Bu konu, vatandaşlığın yeniden tanımlanmasını içerdiği için
büyük bir tartışma yarattı. Yani, bir Yahudi Fransız, Alman, İtalyan vs.
vatandaşı mıdır, ki bu da dini vatandaşın hayatının özel bir yönüne indirgemek
anlamına gelir, yoksa Yahudi, Musevi dinine mensup bir Fransız ya da Alman
olarak değil de bir Yahudi vatandaşı olarak mı tanınır? Yahudi bir vatandaş
olarak mı? Bu, o dönemde önemli bir tartışma konusuydu ve halen de öyle. Ancak
Yahudi özgürleşmesinin anahtarı, bunun bir Yahudi kurtuluş mücadelesinden
kaynaklanan bir fetih değil, daha ziyade yukarıdan gelen bir güç tarafından
verilen bir fetih olmasıdır.
Yahudileri özgürleştiren, Yahudilerin çok marjinal bir rol
oynadığı Fransız Devrimi olmuştur. Yahudilere vatandaşlık hakkı tanıyan
Napolyon Savaşları’nın getirdiği değişiklikler ve daha sonra Almanya’nın
birleşmesi de buna katkıda bulunmuştur. Bu durum, örneğin Haiti Devrimi ve
kölelerin, köleliğin kaldırılması için verdikleri mücadele ile bağlantılı olan
siyahların özgürleşmesi ile tezat oluşturmaktadır. Bunun pek çok anlamı vardır.

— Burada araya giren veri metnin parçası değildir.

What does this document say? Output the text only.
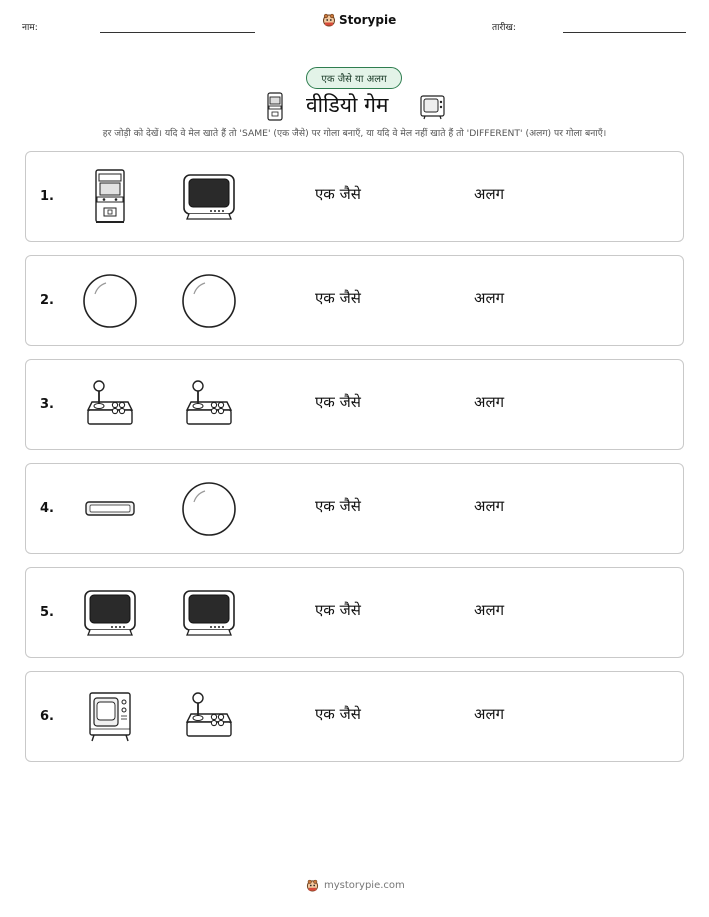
नाम:
Storypie
तारीख:
एक जैसे या अलग
वीडियो गेम
हर जोड़ी को देखें। यदि वे मेल खाते हैं तो 'SAME' (एक जैसे) पर गोला बनाएँ, या यदि वे मेल नहीं खाते हैं तो 'DIFFERENT' (अलग) पर गोला बनाएँ।
1.	एक जैसे	अलग
2.	एक जैसे	अलग
3.	एक जैसे	अलग
4.	एक जैसे	अलग
5.	एक जैसे	अलग
6.	एक जैसे	अलग
mystorypie.com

Yahudiler, modern dünyanın tarihi boyunca, kendilerini özgürleştiren güce
borçlu olduklarını düşünmüşlerdir.
Daha 20. yüzyılda, devrimci hareketlere katılan Yahudi devrimci figürünün ortaya çıkışı -sadece Yahudi değil, aynı zamanda evrensel- kendi özgürlüklerini fethetmemiş olmanın ayrıcalığına sahip olduğunun bilinciyle devam eder.
- Bunun bir sonucu olarak, evrenselcilik ve tikelcilik arasındaki güncel tartışmalarda çeşitli akımlar veya fikirler ortaya çıkmıştır. Örneğin, Etienne Balibar’ın “eşitlik” teorisi, “çok evrensellik”ten bahseden sömürgecilik karşıtı teoriler ya da “isyancı evrenselcilik” kavramını savunan Asad Haider’in Misunderstood Identities adlı kitabı. Sizce evrenselcilik ve tikelcilik arasındaki çelişkiyi ya da diyalektiği çözecek sol politik öneri ne olmalıdır?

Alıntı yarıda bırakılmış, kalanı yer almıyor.